Implementing the Strategy
From the hero image at the top of the homepage to the upcoming events listed in the footer to the calls to action in between, I designed with clarity and user behavior in mind. Knowing that the target audience for BTN is busy professionals, I focused on giving them easy access to the information they will want up front so they won’t have to dig through the site. That meant planning the space carefully. I integrated the connection-inducing elements with the important information to maximize the impact for the amount of time a typical user would be on the site.
Mindy’s content also focused on the same elements. She clearly outlined the benefit of attending BTN’s networking meetings, focusing on connecting with the user on the homepage and directing them to other areas on the site to continue learning. She built on those principles, adding more information to support the benefits and add to that connection throughout the rest of the site. We reiterated the theme on every page with content and design.
Her words and my design work together to make the point, make the connection, and urge the user to navigate the site in a specific order.
Utilizing design psychology, I designed the site in a specific way to draw the eye and encourage its movement in an order that will allow the user to effortlessly understand what the site is about and where to look next. Making the navigation of the site intuitive is the ultimate goal for user experience and one that I take very seriously with every project. This is why design psychology is something I am always reading about and expanding my knowledge because it is so important to creating the best possible user experience.

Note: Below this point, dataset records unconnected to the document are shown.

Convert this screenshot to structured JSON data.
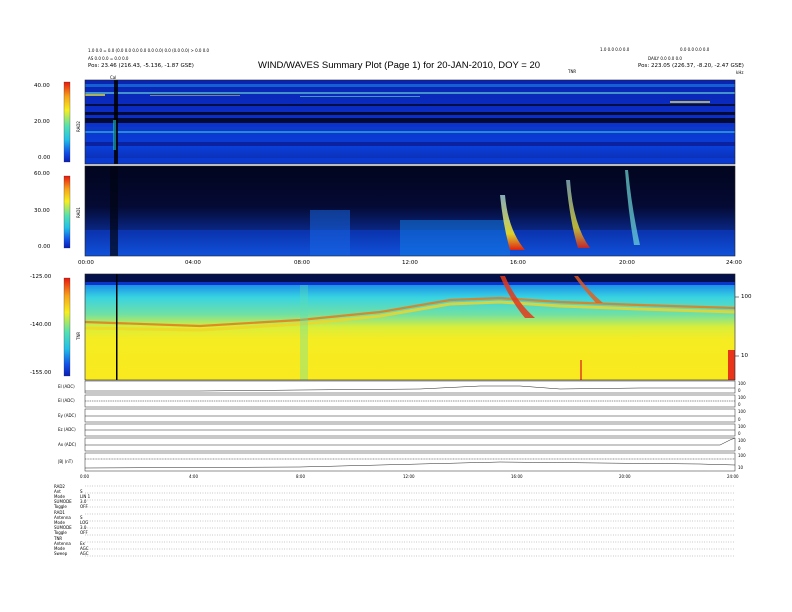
{
  "header": {
    "title": "WIND/WAVES Summary Plot (Page 1) for 20-JAN-2010, DOY = 20",
    "left_line1": "1.0 0.0 = 0.0 (0.0 0.0 0.0 0.0 0.0 0.0) 0.0 (0.0 0.0) > 0.0 0.0",
    "left_line2": "AS 0.0 0.0 = 0.0 0.0",
    "left_line3": "Pos: 23.46 (216.43, -5.136, -1.87 GSE)",
    "right_line1": "1.0 0.0 0.0 0.0",
    "right_line2": "0.0 0.0 0.0 0.0",
    "right_line3": "DAILY 0.0 0.0 0.0",
    "right_line4": "Pos: 223.05 (226.37, -8.20, -2.47 GSE)",
    "tnr_marker": "TNR",
    "cal_marker": "Cal",
    "rad2_marker": "kHz"
  },
  "panels": {
    "rad2": {
      "ylabel": "RAD2",
      "yticks": [
        "40.00",
        "20.00",
        "0.00"
      ]
    },
    "rad1": {
      "ylabel": "RAD1",
      "yticks": [
        "60.00",
        "30.00",
        "0.00"
      ]
    },
    "tnr": {
      "ylabel": "TNR",
      "yticks": [
        "-125.00",
        "-140.00",
        "-155.00"
      ],
      "right_ticks": [
        "100",
        "10"
      ],
      "right_label": ""
    }
  },
  "time_axis": {
    "labels": [
      "00:00",
      "04:00",
      "08:00",
      "12:00",
      "16:00",
      "20:00",
      "24:00"
    ],
    "lower_labels": [
      "0:00",
      "4:00",
      "8:00",
      "12:00",
      "16:00",
      "20:00",
      "24:00"
    ]
  },
  "strips": [
    {
      "label": "EI (ADC)",
      "right": [
        "100",
        "0"
      ]
    },
    {
      "label": "EI (ADC)",
      "right": [
        "100",
        "0"
      ]
    },
    {
      "label": "Ey (ADC)",
      "right": [
        "100",
        "0"
      ]
    },
    {
      "label": "Ez (ADC)",
      "right": [
        "100",
        "0"
      ]
    },
    {
      "label": "Ax (ADC)",
      "right": [
        "100",
        "0"
      ]
    },
    {
      "label": "|B| (nT)",
      "right": [
        "100",
        "10"
      ]
    }
  ],
  "footer": {
    "rows": [
      "RAD2",
      "Ant",
      "Mode",
      "SUMODE",
      "Toggle",
      "RAD1",
      "Antenna",
      "Mode",
      "SUMODE",
      "Toggle",
      "TNR",
      "Antenna",
      "Mode",
      "Sweep"
    ],
    "values": [
      "",
      "S",
      "LIN 1",
      "3.0",
      "OFF",
      "",
      "S",
      "LOG",
      "3.0",
      "OFF",
      "",
      "Ex",
      "AGC",
      "AGC"
    ]
  },
  "colors": {
    "colorbar_top": "#e81a12",
    "colorbar_mid_hi": "#f6e31b",
    "colorbar_mid": "#2fd1c8",
    "colorbar_low": "#0a24c9",
    "background_dark": "#050a3a",
    "tnr_yellow": "#f7ee22",
    "tnr_cyan": "#37d4de"
  },
  "chart_data": {
    "type": "heatmap",
    "title": "WIND/WAVES Summary Plot (Page 1) for 20-JAN-2010, DOY = 20",
    "x": [
      "00:00",
      "04:00",
      "08:00",
      "12:00",
      "16:00",
      "20:00",
      "24:00"
    ],
    "series": [
      {
        "name": "RAD2",
        "ylim": [
          0,
          40
        ]
      },
      {
        "name": "RAD1",
        "ylim": [
          0,
          60
        ]
      },
      {
        "name": "TNR",
        "ylim": [
          -155,
          -125
        ]
      }
    ]
  }
}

We officially launched the website on October 5, 2016. We posted a video preview of the site on Better Together Networking’s Facebook Page that has been viewed 170 times since it was posted. The post on Facebook announcing the launch was shared twice, and it reached 367 people.

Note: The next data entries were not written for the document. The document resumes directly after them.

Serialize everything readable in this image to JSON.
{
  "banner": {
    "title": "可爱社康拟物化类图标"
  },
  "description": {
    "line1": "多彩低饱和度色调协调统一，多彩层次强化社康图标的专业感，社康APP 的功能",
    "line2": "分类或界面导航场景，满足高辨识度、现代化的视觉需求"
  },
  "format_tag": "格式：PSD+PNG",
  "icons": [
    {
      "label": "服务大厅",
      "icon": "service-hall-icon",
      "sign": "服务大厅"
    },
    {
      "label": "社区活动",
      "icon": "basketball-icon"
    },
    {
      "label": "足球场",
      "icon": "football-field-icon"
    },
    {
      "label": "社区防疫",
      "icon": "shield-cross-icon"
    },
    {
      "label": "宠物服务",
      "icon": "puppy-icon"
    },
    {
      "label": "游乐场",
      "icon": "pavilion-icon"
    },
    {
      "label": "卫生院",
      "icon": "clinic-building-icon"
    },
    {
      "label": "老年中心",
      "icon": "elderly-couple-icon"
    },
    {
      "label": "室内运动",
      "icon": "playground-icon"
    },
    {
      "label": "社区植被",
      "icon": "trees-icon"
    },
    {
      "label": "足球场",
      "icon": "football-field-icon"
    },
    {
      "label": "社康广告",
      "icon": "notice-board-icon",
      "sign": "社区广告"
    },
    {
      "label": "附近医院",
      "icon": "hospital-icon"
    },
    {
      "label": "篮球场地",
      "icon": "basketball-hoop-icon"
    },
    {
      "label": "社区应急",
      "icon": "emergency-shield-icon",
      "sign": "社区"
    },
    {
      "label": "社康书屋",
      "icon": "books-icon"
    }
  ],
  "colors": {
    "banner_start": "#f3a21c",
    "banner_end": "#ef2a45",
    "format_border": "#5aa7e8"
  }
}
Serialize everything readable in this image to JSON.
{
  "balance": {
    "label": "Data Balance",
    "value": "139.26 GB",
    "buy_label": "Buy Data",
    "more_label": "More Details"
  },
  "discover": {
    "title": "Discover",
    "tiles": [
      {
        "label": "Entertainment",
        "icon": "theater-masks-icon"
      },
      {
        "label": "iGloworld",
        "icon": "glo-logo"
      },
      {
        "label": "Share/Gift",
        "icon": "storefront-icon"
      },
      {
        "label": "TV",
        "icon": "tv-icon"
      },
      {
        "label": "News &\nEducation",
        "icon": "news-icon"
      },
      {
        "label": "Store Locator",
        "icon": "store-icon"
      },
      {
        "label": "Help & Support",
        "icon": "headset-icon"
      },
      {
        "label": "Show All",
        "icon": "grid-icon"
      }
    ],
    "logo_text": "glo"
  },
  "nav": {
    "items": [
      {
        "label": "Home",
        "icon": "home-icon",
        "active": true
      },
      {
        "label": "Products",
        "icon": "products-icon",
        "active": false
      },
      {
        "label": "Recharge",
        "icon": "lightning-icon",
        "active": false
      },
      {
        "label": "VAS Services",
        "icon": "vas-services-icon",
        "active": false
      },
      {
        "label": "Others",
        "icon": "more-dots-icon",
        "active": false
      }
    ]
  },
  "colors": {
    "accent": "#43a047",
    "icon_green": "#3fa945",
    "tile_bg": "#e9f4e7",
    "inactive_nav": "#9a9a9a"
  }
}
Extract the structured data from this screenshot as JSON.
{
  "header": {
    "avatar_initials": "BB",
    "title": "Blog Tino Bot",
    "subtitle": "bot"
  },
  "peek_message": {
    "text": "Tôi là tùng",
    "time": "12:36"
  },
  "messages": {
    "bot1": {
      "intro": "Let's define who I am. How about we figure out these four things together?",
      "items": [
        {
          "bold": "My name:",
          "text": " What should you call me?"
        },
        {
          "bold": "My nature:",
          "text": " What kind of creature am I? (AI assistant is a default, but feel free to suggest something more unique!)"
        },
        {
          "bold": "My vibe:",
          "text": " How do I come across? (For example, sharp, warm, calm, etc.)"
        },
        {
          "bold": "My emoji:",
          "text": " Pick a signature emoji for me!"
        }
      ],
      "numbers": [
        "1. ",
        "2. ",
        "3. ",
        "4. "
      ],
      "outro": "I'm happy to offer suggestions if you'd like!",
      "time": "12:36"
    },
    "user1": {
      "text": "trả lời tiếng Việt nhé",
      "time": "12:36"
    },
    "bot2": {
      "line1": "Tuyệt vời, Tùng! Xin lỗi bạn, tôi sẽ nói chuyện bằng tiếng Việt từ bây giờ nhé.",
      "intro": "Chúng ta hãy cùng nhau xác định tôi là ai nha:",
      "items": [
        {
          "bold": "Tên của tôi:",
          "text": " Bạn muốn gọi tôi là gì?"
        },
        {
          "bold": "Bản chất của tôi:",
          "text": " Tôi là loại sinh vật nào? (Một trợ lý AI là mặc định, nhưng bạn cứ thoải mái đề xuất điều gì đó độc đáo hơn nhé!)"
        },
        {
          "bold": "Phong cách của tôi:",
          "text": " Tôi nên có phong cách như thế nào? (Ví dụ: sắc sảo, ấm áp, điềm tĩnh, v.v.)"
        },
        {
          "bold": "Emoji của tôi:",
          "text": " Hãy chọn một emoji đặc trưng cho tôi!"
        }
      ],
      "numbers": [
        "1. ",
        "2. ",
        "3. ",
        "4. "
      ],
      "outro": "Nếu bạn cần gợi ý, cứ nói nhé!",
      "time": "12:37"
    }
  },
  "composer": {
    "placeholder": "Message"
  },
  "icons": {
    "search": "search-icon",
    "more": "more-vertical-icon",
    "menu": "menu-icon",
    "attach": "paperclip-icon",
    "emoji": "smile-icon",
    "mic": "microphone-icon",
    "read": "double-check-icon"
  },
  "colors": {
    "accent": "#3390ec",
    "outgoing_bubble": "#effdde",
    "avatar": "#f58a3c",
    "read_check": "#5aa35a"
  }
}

I posted to Off-Center’s Facebook Page, showing another website completed by OCD. The post reached 83 people. Mindy posted to Sincerely Me’s Facebook Page as well, reaching 76 people.
On October 23 (18 days after launch), we took a look at the analytics for the site. We discovered that:
- The site had 881 page views,
- 234 sessions (a session is defined as the entire event of one user navigating the website).
- The average number of pages viewed was 3.76 (so, the users on the site took a look at 3+ pages on average).
- The amount of time on average each user spent on the site was 3 minutes and 42 seconds (in a world where over half of users typically only browse a site for an average of 15 seconds, this number alone is a huge success).
So, what do all of these numbers mean?
These numbers translated directly to a 27% increase in member inquiries, a 100% increase in general inquiry, and exposure to a previously unreached crowd. The site added a sense of permanence and professionalism to Better Together Networking, setting the group apart from many other groups in the area. The group reached a new segment of the group’s target audience. And we achieved this in 18 days of the site’s launch with minimal effort to promote the new site.
How did the minimal promotional effort still translate to 234 sessions and over 800 page views?
The Website is Performing Exactly as Designed
We are organically reaching the right people, and those people are responding. The design exudes professionalism. The site conveys the message it needs to convey. It impresses. It converts.